Link: https://www.chiesadimilano.it/news/chiesa-diocesi/fabrizio-valente-andora-messa-ricordo-2881328.html
Radio Marconi cultura
Share

Lutto

Una Messa in ricordo di Fabrizio Valente

Il presidente della Fondazione Sacra Famiglia, mons. Bruno Marinoni, officerà la funzione per ricordare il 62enne deceduto lo scorso 25 agosto in mare, nel tentativo di salvare due turisti

27 Agosto 2026
Fabrizio Valente insieme ad un ospite della Fondazione (foto Sacra Famiglia)

L’appuntamento ha già una data e un luogo: sarà il 1° settembre nei pressi della spiaggia della Fondazione, alla Marina di Andora in Vico Sant’Andrea 10, alle ore 10, che si terrà la Messa in ricordo di Fabrizio Valente, il 62enne che lo scorso 25 agosto ha perso la vita in mare nel tentativo di salvare un turista in difficoltà ad Andora. 

Ad presiedere la celebrazione, a sette giorni dalla tragedia, sarà il presidente di Sacra Famiglia, monsignor Bruno Marinoni, che ha esteso l’invito a tutti coloro che lo conoscevano e gli volevano bene. «Fabrizio lavorava per Sacra Famiglia da dodici anni, accompagnando in acqua le ragazze e i ragazzi con disabilità con pazienza e generosità – ricorda il presidente -. Ha speso la vita ad aiutare gli altri, e così l’ha conclusa.
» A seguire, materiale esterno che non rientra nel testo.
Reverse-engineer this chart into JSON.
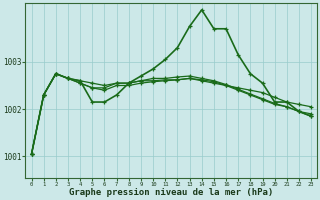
{
  "background_color": "#cce8e8",
  "grid_color": "#99cccc",
  "line_color": "#1a6b1a",
  "xlabel": "Graphe pression niveau de la mer (hPa)",
  "xlabel_fontsize": 6.5,
  "ytick_labels": [
    "1001",
    "1002",
    "1003"
  ],
  "ytick_vals": [
    1001.0,
    1002.0,
    1003.0
  ],
  "xlim": [
    -0.5,
    23.5
  ],
  "ylim": [
    1000.55,
    1004.25
  ],
  "series": [
    [
      1001.05,
      1002.3,
      1002.75,
      1002.65,
      1002.6,
      1002.15,
      1002.15,
      1002.3,
      1002.55,
      1002.7,
      1002.85,
      1003.05,
      1003.3,
      1003.75,
      1004.1,
      1003.7,
      1003.7,
      1003.15,
      1002.75,
      1002.55,
      1002.15,
      1002.15,
      1001.95,
      1001.85
    ],
    [
      1001.05,
      1002.3,
      1002.75,
      1002.65,
      1002.6,
      1002.55,
      1002.5,
      1002.55,
      1002.55,
      1002.6,
      1002.6,
      1002.62,
      1002.62,
      1002.65,
      1002.62,
      1002.58,
      1002.5,
      1002.45,
      1002.4,
      1002.35,
      1002.25,
      1002.15,
      1002.1,
      1002.05
    ],
    [
      1001.05,
      1002.3,
      1002.75,
      1002.65,
      1002.55,
      1002.45,
      1002.4,
      1002.5,
      1002.5,
      1002.55,
      1002.58,
      1002.6,
      1002.62,
      1002.65,
      1002.6,
      1002.55,
      1002.5,
      1002.4,
      1002.3,
      1002.2,
      1002.1,
      1002.05,
      1001.95,
      1001.9
    ],
    [
      1001.05,
      1002.3,
      1002.75,
      1002.65,
      1002.55,
      1002.45,
      1002.45,
      1002.55,
      1002.55,
      1002.6,
      1002.65,
      1002.65,
      1002.68,
      1002.7,
      1002.65,
      1002.6,
      1002.52,
      1002.42,
      1002.32,
      1002.22,
      1002.12,
      1002.05,
      1001.95,
      1001.85
    ]
  ]
}
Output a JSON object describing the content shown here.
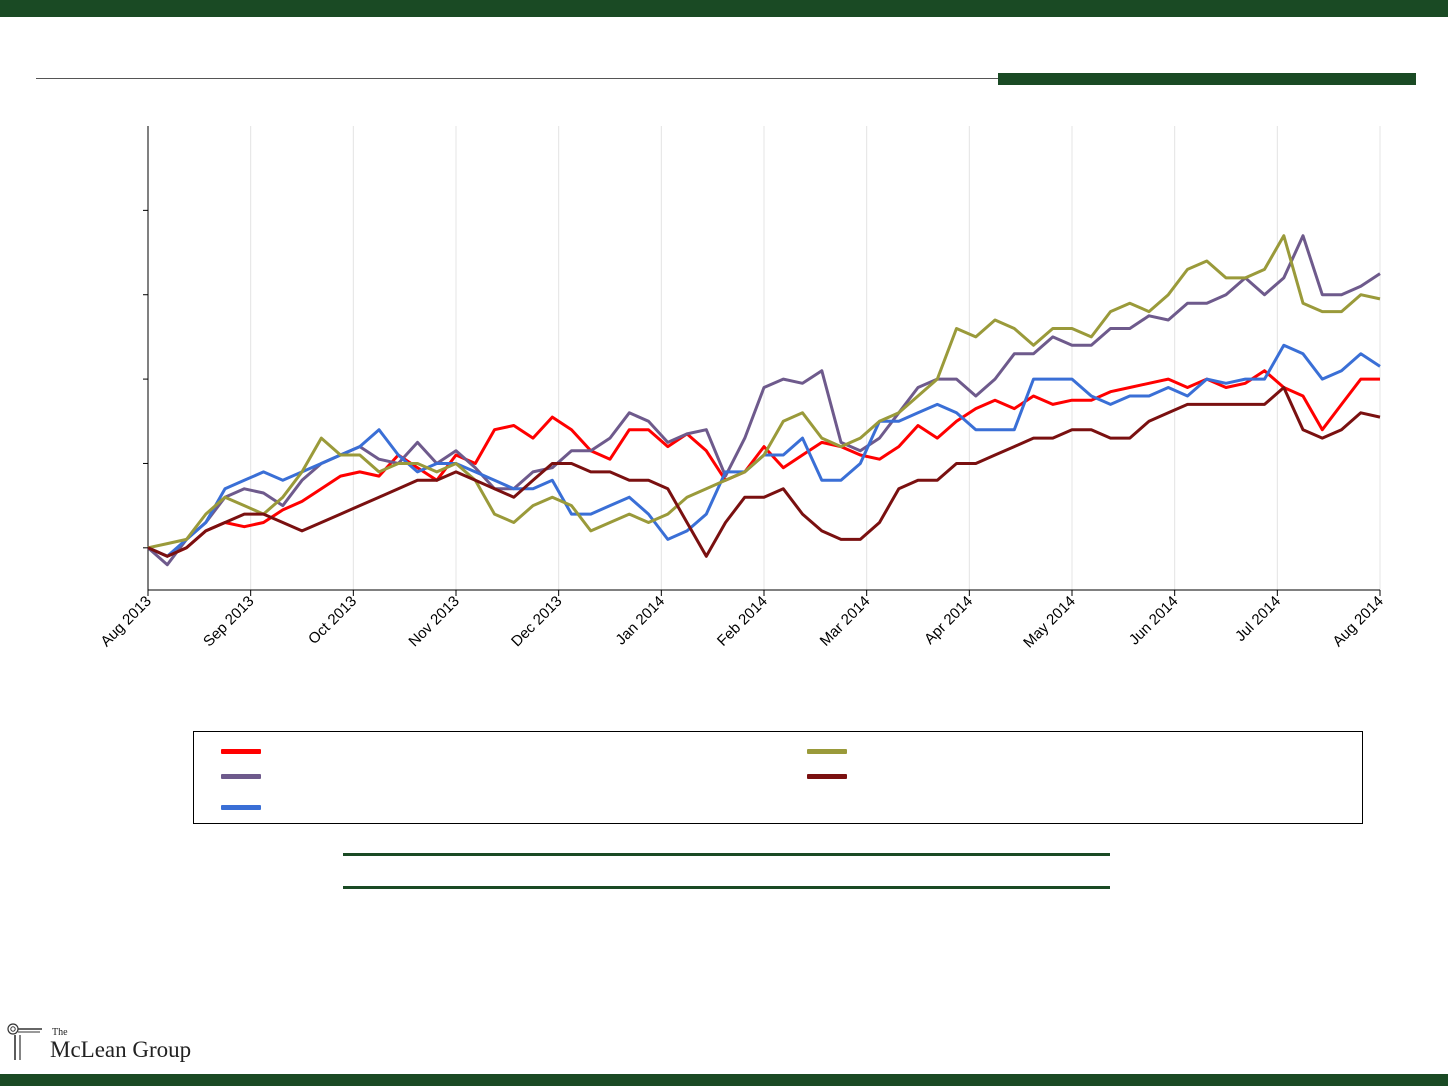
{
  "colors": {
    "brand_green": "#1a4a24"
  },
  "logo": {
    "the": "The",
    "name": "McLean Group",
    "icon": "column-scroll-icon"
  },
  "chart_data": {
    "type": "line",
    "title": "",
    "xlabel": "",
    "ylabel": "",
    "x_ticks": [
      "Aug 2013",
      "Sep 2013",
      "Oct 2013",
      "Nov 2013",
      "Dec 2013",
      "Jan 2014",
      "Feb 2014",
      "Mar 2014",
      "Apr 2014",
      "May 2014",
      "Jun 2014",
      "Jul 2014",
      "Aug 2014"
    ],
    "ylim": [
      -0.05,
      0.5
    ],
    "y_ticks": [
      0,
      0.1,
      0.2,
      0.3,
      0.4
    ],
    "y_tick_labels_visible": false,
    "grid": {
      "vertical": true,
      "horizontal": false
    },
    "legend": {
      "placement": "bottom",
      "columns": 2
    },
    "series": [
      {
        "color": "#ff0000",
        "values": [
          0.0,
          -0.01,
          0.0,
          0.02,
          0.03,
          0.025,
          0.03,
          0.045,
          0.055,
          0.07,
          0.085,
          0.09,
          0.085,
          0.11,
          0.095,
          0.08,
          0.11,
          0.1,
          0.14,
          0.145,
          0.13,
          0.155,
          0.14,
          0.115,
          0.105,
          0.14,
          0.14,
          0.12,
          0.135,
          0.115,
          0.08,
          0.09,
          0.12,
          0.095,
          0.11,
          0.125,
          0.12,
          0.11,
          0.105,
          0.12,
          0.145,
          0.13,
          0.15,
          0.165,
          0.175,
          0.165,
          0.18,
          0.17,
          0.175,
          0.175,
          0.185,
          0.19,
          0.195,
          0.2,
          0.19,
          0.2,
          0.19,
          0.195,
          0.21,
          0.19,
          0.18,
          0.14,
          0.17,
          0.2,
          0.2
        ]
      },
      {
        "color": "#6e5a8c",
        "values": [
          0.0,
          -0.02,
          0.01,
          0.03,
          0.06,
          0.07,
          0.065,
          0.05,
          0.08,
          0.1,
          0.11,
          0.12,
          0.105,
          0.1,
          0.125,
          0.1,
          0.115,
          0.095,
          0.07,
          0.07,
          0.09,
          0.095,
          0.115,
          0.115,
          0.13,
          0.16,
          0.15,
          0.125,
          0.135,
          0.14,
          0.085,
          0.13,
          0.19,
          0.2,
          0.195,
          0.21,
          0.125,
          0.115,
          0.13,
          0.16,
          0.19,
          0.2,
          0.2,
          0.18,
          0.2,
          0.23,
          0.23,
          0.25,
          0.24,
          0.24,
          0.26,
          0.26,
          0.275,
          0.27,
          0.29,
          0.29,
          0.3,
          0.32,
          0.3,
          0.32,
          0.37,
          0.3,
          0.3,
          0.31,
          0.325
        ]
      },
      {
        "color": "#3a6fd6",
        "values": [
          0.0,
          -0.01,
          0.01,
          0.03,
          0.07,
          0.08,
          0.09,
          0.08,
          0.09,
          0.1,
          0.11,
          0.12,
          0.14,
          0.11,
          0.09,
          0.1,
          0.1,
          0.09,
          0.08,
          0.07,
          0.07,
          0.08,
          0.04,
          0.04,
          0.05,
          0.06,
          0.04,
          0.01,
          0.02,
          0.04,
          0.09,
          0.09,
          0.11,
          0.11,
          0.13,
          0.08,
          0.08,
          0.1,
          0.15,
          0.15,
          0.16,
          0.17,
          0.16,
          0.14,
          0.14,
          0.14,
          0.2,
          0.2,
          0.2,
          0.18,
          0.17,
          0.18,
          0.18,
          0.19,
          0.18,
          0.2,
          0.195,
          0.2,
          0.2,
          0.24,
          0.23,
          0.2,
          0.21,
          0.23,
          0.215
        ]
      },
      {
        "color": "#9a9a3a",
        "values": [
          0.0,
          0.005,
          0.01,
          0.04,
          0.06,
          0.05,
          0.04,
          0.06,
          0.09,
          0.13,
          0.11,
          0.11,
          0.09,
          0.1,
          0.1,
          0.09,
          0.1,
          0.08,
          0.04,
          0.03,
          0.05,
          0.06,
          0.05,
          0.02,
          0.03,
          0.04,
          0.03,
          0.04,
          0.06,
          0.07,
          0.08,
          0.09,
          0.11,
          0.15,
          0.16,
          0.13,
          0.12,
          0.13,
          0.15,
          0.16,
          0.18,
          0.2,
          0.26,
          0.25,
          0.27,
          0.26,
          0.24,
          0.26,
          0.26,
          0.25,
          0.28,
          0.29,
          0.28,
          0.3,
          0.33,
          0.34,
          0.32,
          0.32,
          0.33,
          0.37,
          0.29,
          0.28,
          0.28,
          0.3,
          0.295
        ]
      },
      {
        "color": "#7a1010",
        "values": [
          0.0,
          -0.01,
          0.0,
          0.02,
          0.03,
          0.04,
          0.04,
          0.03,
          0.02,
          0.03,
          0.04,
          0.05,
          0.06,
          0.07,
          0.08,
          0.08,
          0.09,
          0.08,
          0.07,
          0.06,
          0.08,
          0.1,
          0.1,
          0.09,
          0.09,
          0.08,
          0.08,
          0.07,
          0.03,
          -0.01,
          0.03,
          0.06,
          0.06,
          0.07,
          0.04,
          0.02,
          0.01,
          0.01,
          0.03,
          0.07,
          0.08,
          0.08,
          0.1,
          0.1,
          0.11,
          0.12,
          0.13,
          0.13,
          0.14,
          0.14,
          0.13,
          0.13,
          0.15,
          0.16,
          0.17,
          0.17,
          0.17,
          0.17,
          0.17,
          0.19,
          0.14,
          0.13,
          0.14,
          0.16,
          0.155
        ]
      }
    ]
  }
}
Lo affidiamo a Dio e ci stringiamo attorno alla figlia e a tutti i suoi cari in questo momento di dolore e smarrimento».

Una seconda Messa sarà celebrata lo stesso giorno anche a Cesano Boscone alle 10.30, nella chiesa della sede centrale della Fondazione in piazza mons. Moneta 1.

Una vita al servizio del prossimo

Da dodici anni Fabrizio collaborava durante l’estate nella spiaggia della Fondazione ad Andora: il suo compito era l’accompagnamento in acqua degli ospiti. «Li accoglieva sulla battigia – lo ha ricordato la Fondazione – si dava da fare per tutti, sempre con il sorriso. Con i ragazzi ci sapeva fare come pochi. Per moltissimi dei nostri ospiti, in questi dodici anni, il bagno è stato possibile perché c’era lui».

 
 
 
 
 
Visualizza questo post su Instagram
 
 
 
 
 
 
 
 
 
 
 

Un post condiviso da Fondazione Sacra Famiglia (@fondazione_sacra_famiglia)

Anche la mattina di martedì 25 agosto sembrava fosse una giornata come le altre. Quando però due bagnanti si sono trovati in difficoltà davanti alla spiaggia, Fabrizio si è gettato in acqua insieme al collega Werther Secchi per prestare subito soccorso. Mentre cercava di tenere a galla uno dei due è stato però colto da un malore, da cui non si è più ripreso, nonostante le manovre di rianimazione praticate sul posto dai sanitari del 118.

I messaggi di cordoglio

Non appena la vicenda è stata raccontata dai media, a ricordare Fabrizio non si è stretta solo la Fondazione Sacra Famiglia. Oltre ai messaggi di colleghi e amici, anche  il ministro degli Esteri Antonio Tajani, in un post su X, ha ricordato il 62enne: «(La sua) è una storia fatta di sacrifici e disciplina. Ha scelto di mettere in pericolo se stesso per donarsi agli altri incarnando lo spirito di coraggio che ha sempre contraddistinto gli italiani». Il ministro ha aggiunto che sosterrà l’iniziativa del presidente della Federazione Italiana Nuoto, Paolo Barelli, affinché a Valente sia conferita la Medaglia al Valor Civile. 

«Fabrizio Valente per anni ha collaborato con noi, garantendo ai nostri ospiti con disabilità un accesso sicuro alla spiaggia e al mare – ha aggiunto inoltre il direttore delle sedi liguri Marco Arosio. «Ricorderemo sempre la sua energia incrollabile, la simpatia che sapeva illuminare le giornate e la sua immensa generosità verso tutti. Fabrizio non era solo un bagnino, ma un amico che ha lasciato un segno profondo con il suo impegno e la sua umanità. Grazie di cuore, Fabrizio».

Già lo scorso 26 agosto era stato osservato un minuto di silenzio sulla spiaggia di Andora per ricordare Fabrizio: tutti i colleghi bagnini del litorale si erano riuniti fischiando all’unisono i propri fischietti. La Fondazione Sacra Famiglia ha inoltre dedicato un pensiero e una preghiera alla famiglia del 62enne, in particolare «alla figlia Giulia, alla sorella, al fratello e a tutti coloro che gli hanno voluto bene».